The worst part about such a day is that I recognized that I was ornery, but I couldn't quite seem to pull myself out of it soon enough. I knew that I really wasn't going to be too great around people, and I finally resigned myself to aloneness and my own house. I cleaned ... everything. It was a good way to channel my orneriness. And, as with the day ... it passed. I got it back together and I let the ornery fall from me.
Good thing tomorrow is fresh, with no mistakes or orneriness in it.
5 comments:
i had this exact day on saturday!! i love your ornery days breanne! maybe it's because i miss you :)
Yeah. I know those days. Aren't they frustruating because you KNOW you're onrey but yet you can't stop it. Sounds like you handled it as best as you could. :)

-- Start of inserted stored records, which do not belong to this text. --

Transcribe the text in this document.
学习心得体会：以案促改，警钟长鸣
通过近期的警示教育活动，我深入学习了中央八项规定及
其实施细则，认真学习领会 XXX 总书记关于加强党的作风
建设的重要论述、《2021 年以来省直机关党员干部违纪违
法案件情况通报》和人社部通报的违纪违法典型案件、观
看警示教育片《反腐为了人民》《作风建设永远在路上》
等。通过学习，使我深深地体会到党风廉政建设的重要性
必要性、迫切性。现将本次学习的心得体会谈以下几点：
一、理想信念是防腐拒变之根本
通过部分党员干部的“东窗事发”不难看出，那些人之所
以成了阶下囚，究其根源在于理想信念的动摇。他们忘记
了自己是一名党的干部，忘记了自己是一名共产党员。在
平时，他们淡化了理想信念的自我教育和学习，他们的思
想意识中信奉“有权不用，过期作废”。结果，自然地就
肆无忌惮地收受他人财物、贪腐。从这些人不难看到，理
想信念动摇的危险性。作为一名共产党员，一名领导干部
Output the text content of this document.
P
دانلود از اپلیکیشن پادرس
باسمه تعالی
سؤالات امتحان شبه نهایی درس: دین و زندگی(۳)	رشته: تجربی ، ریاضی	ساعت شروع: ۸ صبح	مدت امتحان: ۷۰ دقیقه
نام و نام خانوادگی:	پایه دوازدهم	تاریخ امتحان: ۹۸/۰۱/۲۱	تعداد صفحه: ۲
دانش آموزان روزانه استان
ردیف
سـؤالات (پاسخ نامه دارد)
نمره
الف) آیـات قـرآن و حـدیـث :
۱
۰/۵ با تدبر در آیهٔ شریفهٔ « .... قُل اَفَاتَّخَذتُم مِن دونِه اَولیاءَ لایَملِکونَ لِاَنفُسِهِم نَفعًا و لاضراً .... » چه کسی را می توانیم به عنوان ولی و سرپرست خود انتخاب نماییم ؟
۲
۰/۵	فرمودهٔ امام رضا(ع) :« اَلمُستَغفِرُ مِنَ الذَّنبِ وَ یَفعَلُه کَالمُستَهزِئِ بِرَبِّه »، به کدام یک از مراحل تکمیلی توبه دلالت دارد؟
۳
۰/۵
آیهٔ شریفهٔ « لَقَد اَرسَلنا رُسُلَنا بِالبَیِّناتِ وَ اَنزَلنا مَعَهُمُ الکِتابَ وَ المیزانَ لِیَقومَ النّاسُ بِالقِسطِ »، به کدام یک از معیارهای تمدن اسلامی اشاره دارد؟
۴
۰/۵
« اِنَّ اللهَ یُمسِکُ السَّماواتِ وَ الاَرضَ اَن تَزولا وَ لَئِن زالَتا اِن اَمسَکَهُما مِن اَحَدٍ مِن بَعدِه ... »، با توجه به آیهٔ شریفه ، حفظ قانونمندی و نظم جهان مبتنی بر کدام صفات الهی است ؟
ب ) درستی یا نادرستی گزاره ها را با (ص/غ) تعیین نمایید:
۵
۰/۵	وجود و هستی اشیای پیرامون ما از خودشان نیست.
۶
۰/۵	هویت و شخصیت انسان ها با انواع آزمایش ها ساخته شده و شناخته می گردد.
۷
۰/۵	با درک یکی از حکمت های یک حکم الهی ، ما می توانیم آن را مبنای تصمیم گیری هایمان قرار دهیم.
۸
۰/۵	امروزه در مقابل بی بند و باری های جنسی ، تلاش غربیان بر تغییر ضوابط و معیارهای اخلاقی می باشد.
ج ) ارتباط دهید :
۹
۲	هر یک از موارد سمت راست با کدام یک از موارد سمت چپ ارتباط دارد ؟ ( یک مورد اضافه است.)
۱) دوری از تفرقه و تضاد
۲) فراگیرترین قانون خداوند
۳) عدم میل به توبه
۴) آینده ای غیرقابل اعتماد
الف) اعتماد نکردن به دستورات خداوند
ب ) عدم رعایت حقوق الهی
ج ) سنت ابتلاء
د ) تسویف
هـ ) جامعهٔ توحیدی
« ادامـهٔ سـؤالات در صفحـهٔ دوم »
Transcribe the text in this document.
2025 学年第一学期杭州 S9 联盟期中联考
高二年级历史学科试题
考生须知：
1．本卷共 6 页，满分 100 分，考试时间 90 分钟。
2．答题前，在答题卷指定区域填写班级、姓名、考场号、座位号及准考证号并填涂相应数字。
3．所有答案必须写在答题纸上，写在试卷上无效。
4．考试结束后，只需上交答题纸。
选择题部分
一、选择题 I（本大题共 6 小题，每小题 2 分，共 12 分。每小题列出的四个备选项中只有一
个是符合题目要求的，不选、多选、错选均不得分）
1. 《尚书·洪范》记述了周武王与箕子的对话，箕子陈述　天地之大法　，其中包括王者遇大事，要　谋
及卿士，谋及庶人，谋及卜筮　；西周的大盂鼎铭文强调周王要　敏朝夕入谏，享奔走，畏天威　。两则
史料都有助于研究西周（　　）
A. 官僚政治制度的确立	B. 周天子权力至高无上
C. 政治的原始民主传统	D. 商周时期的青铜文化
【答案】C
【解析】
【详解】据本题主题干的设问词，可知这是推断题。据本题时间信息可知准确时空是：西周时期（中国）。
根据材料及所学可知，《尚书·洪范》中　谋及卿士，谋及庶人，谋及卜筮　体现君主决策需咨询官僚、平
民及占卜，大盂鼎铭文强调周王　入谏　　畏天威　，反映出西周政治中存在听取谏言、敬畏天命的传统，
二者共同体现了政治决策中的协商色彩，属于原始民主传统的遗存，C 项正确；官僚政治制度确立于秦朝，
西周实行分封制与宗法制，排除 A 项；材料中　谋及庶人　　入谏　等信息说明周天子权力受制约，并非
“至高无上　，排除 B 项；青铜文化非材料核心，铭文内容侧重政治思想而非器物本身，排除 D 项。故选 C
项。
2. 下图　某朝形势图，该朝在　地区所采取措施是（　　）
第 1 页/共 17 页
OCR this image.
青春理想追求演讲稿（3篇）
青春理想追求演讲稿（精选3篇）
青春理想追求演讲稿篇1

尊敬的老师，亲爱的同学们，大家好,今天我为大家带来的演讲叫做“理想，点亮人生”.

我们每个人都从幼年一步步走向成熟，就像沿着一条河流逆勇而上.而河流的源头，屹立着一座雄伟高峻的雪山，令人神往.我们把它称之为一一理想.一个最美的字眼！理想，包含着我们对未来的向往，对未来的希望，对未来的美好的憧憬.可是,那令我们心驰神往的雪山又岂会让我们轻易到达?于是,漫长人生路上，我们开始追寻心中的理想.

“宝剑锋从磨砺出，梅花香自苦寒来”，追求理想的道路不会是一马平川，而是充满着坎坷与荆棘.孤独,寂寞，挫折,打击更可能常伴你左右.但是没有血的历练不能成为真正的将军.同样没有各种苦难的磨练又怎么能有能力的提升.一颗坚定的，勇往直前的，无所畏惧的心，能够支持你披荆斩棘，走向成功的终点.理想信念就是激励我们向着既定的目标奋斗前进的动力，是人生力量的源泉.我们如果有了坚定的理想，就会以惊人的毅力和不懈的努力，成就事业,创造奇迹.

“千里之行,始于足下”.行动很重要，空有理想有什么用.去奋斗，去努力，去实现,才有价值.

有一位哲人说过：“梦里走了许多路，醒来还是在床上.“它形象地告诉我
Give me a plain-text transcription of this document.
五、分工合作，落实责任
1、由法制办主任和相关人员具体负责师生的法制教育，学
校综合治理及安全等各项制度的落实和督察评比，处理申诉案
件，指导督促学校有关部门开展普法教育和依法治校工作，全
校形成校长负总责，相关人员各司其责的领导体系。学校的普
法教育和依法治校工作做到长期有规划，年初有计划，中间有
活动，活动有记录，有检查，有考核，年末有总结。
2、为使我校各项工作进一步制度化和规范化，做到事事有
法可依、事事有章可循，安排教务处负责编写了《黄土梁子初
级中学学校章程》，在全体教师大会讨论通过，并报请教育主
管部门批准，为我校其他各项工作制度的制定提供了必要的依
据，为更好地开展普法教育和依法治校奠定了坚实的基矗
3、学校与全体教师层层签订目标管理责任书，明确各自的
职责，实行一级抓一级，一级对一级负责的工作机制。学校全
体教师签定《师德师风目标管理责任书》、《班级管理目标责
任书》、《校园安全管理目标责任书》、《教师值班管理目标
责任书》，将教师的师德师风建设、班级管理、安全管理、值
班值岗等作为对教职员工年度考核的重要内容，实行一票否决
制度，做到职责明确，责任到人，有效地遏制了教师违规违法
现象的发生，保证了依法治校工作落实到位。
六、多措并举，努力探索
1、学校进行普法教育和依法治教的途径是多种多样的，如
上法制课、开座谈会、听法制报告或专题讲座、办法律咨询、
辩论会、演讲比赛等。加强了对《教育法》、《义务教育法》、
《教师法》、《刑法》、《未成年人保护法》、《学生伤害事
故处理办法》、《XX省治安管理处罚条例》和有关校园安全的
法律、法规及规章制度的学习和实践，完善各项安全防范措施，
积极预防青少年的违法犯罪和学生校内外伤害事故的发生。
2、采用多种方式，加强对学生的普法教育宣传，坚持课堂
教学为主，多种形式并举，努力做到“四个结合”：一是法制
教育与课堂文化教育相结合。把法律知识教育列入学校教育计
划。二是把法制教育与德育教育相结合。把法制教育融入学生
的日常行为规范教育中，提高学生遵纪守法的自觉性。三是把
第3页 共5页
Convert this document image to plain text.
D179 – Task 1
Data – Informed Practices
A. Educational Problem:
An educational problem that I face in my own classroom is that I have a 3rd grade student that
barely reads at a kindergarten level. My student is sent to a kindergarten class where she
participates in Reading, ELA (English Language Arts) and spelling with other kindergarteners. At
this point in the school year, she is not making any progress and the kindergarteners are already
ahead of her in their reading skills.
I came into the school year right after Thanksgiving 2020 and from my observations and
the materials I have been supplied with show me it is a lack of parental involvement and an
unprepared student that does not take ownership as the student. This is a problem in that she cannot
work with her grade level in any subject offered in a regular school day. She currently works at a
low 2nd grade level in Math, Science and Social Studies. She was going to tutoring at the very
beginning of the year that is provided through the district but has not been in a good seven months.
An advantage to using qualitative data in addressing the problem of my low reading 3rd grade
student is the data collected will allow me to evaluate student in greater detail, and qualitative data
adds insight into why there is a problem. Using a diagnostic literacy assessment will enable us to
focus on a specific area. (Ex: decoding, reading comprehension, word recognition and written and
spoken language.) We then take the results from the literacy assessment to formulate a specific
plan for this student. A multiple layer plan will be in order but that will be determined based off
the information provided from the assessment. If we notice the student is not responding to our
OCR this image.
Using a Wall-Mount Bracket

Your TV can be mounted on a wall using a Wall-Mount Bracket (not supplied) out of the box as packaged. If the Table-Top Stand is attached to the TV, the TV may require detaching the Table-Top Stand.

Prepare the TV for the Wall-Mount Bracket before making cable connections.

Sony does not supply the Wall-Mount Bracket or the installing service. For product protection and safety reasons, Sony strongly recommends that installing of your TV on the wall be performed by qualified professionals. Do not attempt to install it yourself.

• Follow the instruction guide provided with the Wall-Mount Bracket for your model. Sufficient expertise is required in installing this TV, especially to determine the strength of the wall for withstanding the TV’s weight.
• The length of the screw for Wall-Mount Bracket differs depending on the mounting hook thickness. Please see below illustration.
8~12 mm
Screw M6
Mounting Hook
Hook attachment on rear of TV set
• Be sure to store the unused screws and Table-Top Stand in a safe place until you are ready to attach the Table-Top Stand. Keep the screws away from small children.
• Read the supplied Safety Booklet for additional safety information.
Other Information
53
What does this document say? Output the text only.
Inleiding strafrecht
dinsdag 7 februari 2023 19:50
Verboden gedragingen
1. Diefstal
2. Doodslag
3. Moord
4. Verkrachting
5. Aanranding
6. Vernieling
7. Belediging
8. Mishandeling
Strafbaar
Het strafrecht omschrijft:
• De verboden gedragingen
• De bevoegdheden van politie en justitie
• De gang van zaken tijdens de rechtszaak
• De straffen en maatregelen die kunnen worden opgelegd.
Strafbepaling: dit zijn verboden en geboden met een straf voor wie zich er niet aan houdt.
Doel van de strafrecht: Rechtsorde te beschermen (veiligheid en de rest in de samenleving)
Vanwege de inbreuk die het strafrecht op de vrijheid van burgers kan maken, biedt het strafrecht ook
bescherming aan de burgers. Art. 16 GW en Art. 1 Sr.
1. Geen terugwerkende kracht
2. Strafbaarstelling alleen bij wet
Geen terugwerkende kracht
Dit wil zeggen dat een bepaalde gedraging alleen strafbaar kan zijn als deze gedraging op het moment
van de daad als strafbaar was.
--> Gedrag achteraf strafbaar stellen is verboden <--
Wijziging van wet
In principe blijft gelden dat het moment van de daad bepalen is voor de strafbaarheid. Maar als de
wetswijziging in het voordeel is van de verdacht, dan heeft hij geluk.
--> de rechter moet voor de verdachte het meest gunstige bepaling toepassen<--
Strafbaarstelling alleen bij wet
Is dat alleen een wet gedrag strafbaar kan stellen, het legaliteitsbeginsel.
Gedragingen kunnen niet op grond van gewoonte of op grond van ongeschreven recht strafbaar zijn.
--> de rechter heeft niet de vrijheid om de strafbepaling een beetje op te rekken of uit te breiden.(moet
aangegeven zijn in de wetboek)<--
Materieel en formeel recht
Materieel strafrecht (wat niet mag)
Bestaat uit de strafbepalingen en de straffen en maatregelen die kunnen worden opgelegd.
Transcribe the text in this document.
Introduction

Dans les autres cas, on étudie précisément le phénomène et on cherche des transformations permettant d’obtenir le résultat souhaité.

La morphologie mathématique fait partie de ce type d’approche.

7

I think sometimes those are really what we should call opposition days. When they are over, I usually see things more clearly. I appreciate things more and recognize what I have more abundantly, especially as people continue to love me following them. They are truly the bitter days where we realize we can do and be better. There after all has to be oppostion in all things. We had fun being with you yesterday even if you were feeling onrey. Love you.
ahhhh....ANNE! Where would I be without life's lessons from Anne? And why do those days have to come? Way to channel it!
sorry you had such a day. i hate it when i know i need to pull out of it and yet am too stubborn at the moment to do so. hope you are feeling better now. even when onery, you are still loved by many. (and i still think you are absolutely incredible and possess not faults or flaws!)